I am overloaded with work. I am sick. I am lonely. I am exhausted. I am sad. Last week, I starting crying in the spice aisle of the grocery store.
But how am I feeling? Completely solid. Centered. I think I have figured out how I can be stressed, depressed, sick, tired AND strangely at peace with myself and my life. And I do not think it is a matter of finally giving in and giving up . . . exactly.
Usually when when I start feeling a twinge of panic or depression, I distract myself. I hit the scene. I throw myself into an affair or two. I do the mirror thing. The mirror gig is complicated. I find someone who desperately needs to be mirrored, to see his image through me and to see me as some image of me he has in his head. I am fully complicit in this. I flash and shine. I make him flash and shine. The payoff for him is pretty obvious.
The payoff for me? As long as I am all flashy and shiny, I do not have to deal with what is below the surface, not of him but of me. While I am doing all of this, I get very anxious that there is exactly nothing below the surface, that there is only the mirror. And that anxiety has somehow been better than the real anxiety that started the whole thing--anxiety over feeling my own less than perfect feelings. In the end, a new anxiety comes into the picture. I start to feel and to express my own feelings. The mirror is not supposed to feel or is only supposed to feel in a certain reflective way, so the one-who-is-mirrored is understandably confused.

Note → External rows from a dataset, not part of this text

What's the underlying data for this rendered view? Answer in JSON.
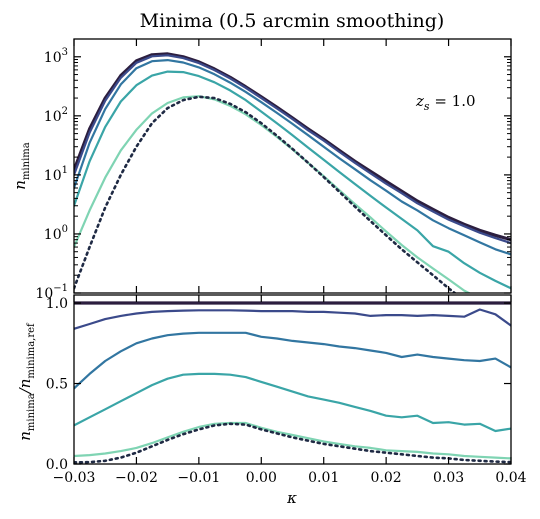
{
  "chart_data": {
    "type": "line",
    "title": "Minima (0.5 arcmin smoothing)",
    "xlabel": "κ",
    "xlim": [
      -0.03,
      0.04
    ],
    "xticks": [
      -0.03,
      -0.02,
      -0.01,
      0.0,
      0.01,
      0.02,
      0.03,
      0.04
    ],
    "xticklabels": [
      "−0.03",
      "−0.02",
      "−0.01",
      "0.00",
      "0.01",
      "0.02",
      "0.03",
      "0.04"
    ],
    "top_panel": {
      "ylabel_main": "n",
      "ylabel_sub": "minima",
      "yscale": "log",
      "ylim": [
        0.1,
        2000
      ],
      "yticks": [
        0.1,
        1,
        10,
        100,
        1000
      ],
      "ytick_bases": [
        "10",
        "10",
        "10",
        "10",
        "10"
      ],
      "ytick_exps": [
        "−1",
        "0",
        "1",
        "2",
        "3"
      ],
      "annotation_main": "z",
      "annotation_sub": "s",
      "annotation_rest": " = 1.0"
    },
    "bottom_panel": {
      "ylabel_main": "n",
      "ylabel_sub": "minima",
      "ylabel_mid": "/n",
      "ylabel_sub2": "minima,ref",
      "ylim": [
        0.0,
        1.05
      ],
      "yticks": [
        0.0,
        0.5,
        1.0
      ],
      "yticklabels": [
        "0.0",
        "0.5",
        "1.0"
      ]
    },
    "x": [
      -0.03,
      -0.0275,
      -0.025,
      -0.0225,
      -0.02,
      -0.0175,
      -0.015,
      -0.0125,
      -0.01,
      -0.0075,
      -0.005,
      -0.0025,
      0.0,
      0.0025,
      0.005,
      0.0075,
      0.01,
      0.0125,
      0.015,
      0.0175,
      0.02,
      0.0225,
      0.025,
      0.0275,
      0.03,
      0.0325,
      0.035,
      0.0375,
      0.04
    ],
    "series_top": [
      {
        "color": "#2c1e3f",
        "width": 3.2,
        "dash": "",
        "values": [
          12,
          60,
          200,
          480,
          850,
          1080,
          1120,
          1000,
          820,
          620,
          450,
          310,
          210,
          140,
          92,
          60,
          40,
          26,
          17,
          11.5,
          7.8,
          5.3,
          3.6,
          2.6,
          1.9,
          1.45,
          1.15,
          0.95,
          0.8
        ]
      },
      {
        "color": "#3b4a8b",
        "width": 2.2,
        "dash": "",
        "values": [
          10,
          52,
          180,
          440,
          790,
          1020,
          1060,
          950,
          780,
          595,
          430,
          298,
          200,
          133,
          88,
          57,
          38,
          24.5,
          16,
          10.6,
          7.1,
          4.9,
          3.3,
          2.4,
          1.75,
          1.35,
          1.05,
          0.85,
          0.7
        ]
      },
      {
        "color": "#3276a1",
        "width": 2.2,
        "dash": "",
        "values": [
          6,
          35,
          130,
          340,
          640,
          840,
          880,
          800,
          660,
          505,
          365,
          254,
          170,
          112,
          73,
          47,
          30,
          19.2,
          12.5,
          8.1,
          5.4,
          3.55,
          2.5,
          1.7,
          1.25,
          0.95,
          0.72,
          0.55,
          0.45
        ]
      },
      {
        "color": "#3aa5a7",
        "width": 2.2,
        "dash": "",
        "values": [
          3,
          17,
          65,
          175,
          330,
          480,
          560,
          550,
          470,
          370,
          270,
          185,
          118,
          75,
          47,
          29,
          18,
          11.2,
          7,
          4.4,
          2.8,
          1.8,
          1.15,
          0.62,
          0.5,
          0.32,
          0.22,
          0.16,
          0.12
        ]
      },
      {
        "color": "#7fd4b3",
        "width": 2.2,
        "dash": "",
        "values": [
          0.6,
          2.5,
          9,
          26,
          58,
          110,
          165,
          205,
          215,
          190,
          148,
          106,
          70,
          44,
          27,
          16,
          9.5,
          5.5,
          3.2,
          1.9,
          1.1,
          0.65,
          0.4,
          0.26,
          0.17,
          0.11,
          0.08,
          0.06,
          0.045
        ]
      },
      {
        "color": "#1f2a44",
        "width": 2.6,
        "dash": "2,4",
        "values": [
          0.12,
          0.6,
          2.8,
          10,
          30,
          75,
          135,
          185,
          210,
          200,
          160,
          115,
          75,
          46,
          27.5,
          16,
          9.2,
          5.2,
          2.9,
          1.65,
          0.95,
          0.55,
          0.33,
          0.2,
          0.12,
          0.075,
          0.05,
          0.035,
          0.025
        ]
      }
    ],
    "series_bottom": [
      {
        "color": "#2c1e3f",
        "width": 3.2,
        "dash": "",
        "values": [
          1,
          1,
          1,
          1,
          1,
          1,
          1,
          1,
          1,
          1,
          1,
          1,
          1,
          1,
          1,
          1,
          1,
          1,
          1,
          1,
          1,
          1,
          1,
          1,
          1,
          1,
          1,
          1,
          1
        ]
      },
      {
        "color": "#3b4a8b",
        "width": 2.2,
        "dash": "",
        "values": [
          0.84,
          0.87,
          0.9,
          0.92,
          0.935,
          0.945,
          0.95,
          0.953,
          0.955,
          0.955,
          0.955,
          0.953,
          0.95,
          0.95,
          0.95,
          0.945,
          0.945,
          0.94,
          0.935,
          0.92,
          0.925,
          0.925,
          0.92,
          0.925,
          0.92,
          0.915,
          0.96,
          0.93,
          0.86
        ]
      },
      {
        "color": "#3276a1",
        "width": 2.2,
        "dash": "",
        "values": [
          0.47,
          0.56,
          0.64,
          0.7,
          0.75,
          0.78,
          0.8,
          0.81,
          0.815,
          0.815,
          0.815,
          0.815,
          0.79,
          0.78,
          0.765,
          0.755,
          0.745,
          0.73,
          0.72,
          0.705,
          0.69,
          0.665,
          0.68,
          0.665,
          0.655,
          0.645,
          0.64,
          0.655,
          0.6
        ]
      },
      {
        "color": "#3aa5a7",
        "width": 2.2,
        "dash": "",
        "values": [
          0.24,
          0.29,
          0.34,
          0.39,
          0.44,
          0.49,
          0.53,
          0.555,
          0.56,
          0.56,
          0.555,
          0.54,
          0.51,
          0.48,
          0.45,
          0.42,
          0.4,
          0.38,
          0.355,
          0.33,
          0.3,
          0.29,
          0.3,
          0.255,
          0.26,
          0.245,
          0.25,
          0.205,
          0.22
        ]
      },
      {
        "color": "#7fd4b3",
        "width": 2.2,
        "dash": "",
        "values": [
          0.05,
          0.055,
          0.065,
          0.08,
          0.1,
          0.13,
          0.165,
          0.2,
          0.23,
          0.25,
          0.255,
          0.255,
          0.225,
          0.2,
          0.18,
          0.16,
          0.14,
          0.125,
          0.11,
          0.1,
          0.085,
          0.08,
          0.075,
          0.065,
          0.06,
          0.05,
          0.045,
          0.04,
          0.035
        ]
      },
      {
        "color": "#1f2a44",
        "width": 2.6,
        "dash": "2,4",
        "values": [
          0.01,
          0.012,
          0.02,
          0.04,
          0.07,
          0.11,
          0.15,
          0.185,
          0.215,
          0.24,
          0.25,
          0.245,
          0.215,
          0.19,
          0.165,
          0.145,
          0.125,
          0.11,
          0.095,
          0.08,
          0.07,
          0.06,
          0.05,
          0.04,
          0.035,
          0.025,
          0.02,
          0.015,
          0.012
        ]
      }
    ]
  }
}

At this point, I start to project wildly. The new anxiety comes from knowing that I let myself down, that I did not let myself feel what I needed to feel, that I myself denied my own feelings and the right to feel at all. I am angry with myself but anger is one of those feelings I do not allow myself to feel, so I become extremely but abstractly angry with the one-who-is-mirrored. How dare he not let me feel! How dare he be confused not only by my feelings but also by the fact that I feel anything! But I am the one who set it up. I am the one who wrote the contract. I am the one who deliberately found someone who would not want me or need me to feel, to be this messy girl who gets pissy and grouchy and weepy and needy. (The ones who do are not interested and will not play along. In mirror mode, I find them either benignly unattractive or horrifyingly repulsive.) I can then marvel at his insensitivity and dump him. I can then become the victim and go off to lick my wounds. But I am not healing the right hurt, which is why the cycle starts again.
I have not had the time or the energy to find a distraction. If I did, I would not be able to flash and shine. I have by default done what my ex-shrink told me (for five long years of therapy, which I sabotaged at every turn and which I finally cut off when I could no longer find ways to sabotage it) that I needed to do--stay with the sadness and all of those other nasty feelings. Just be. Be sad. Be angry. Be guilty. Panic. Rage. Cry.
I am amazed at how simple it is. I am sad. I am tired. I am lonely. I am stressed. And it is fine. I can handle it. I can spontaneously burst into tears while looking for bay leaves and the sky will not fall.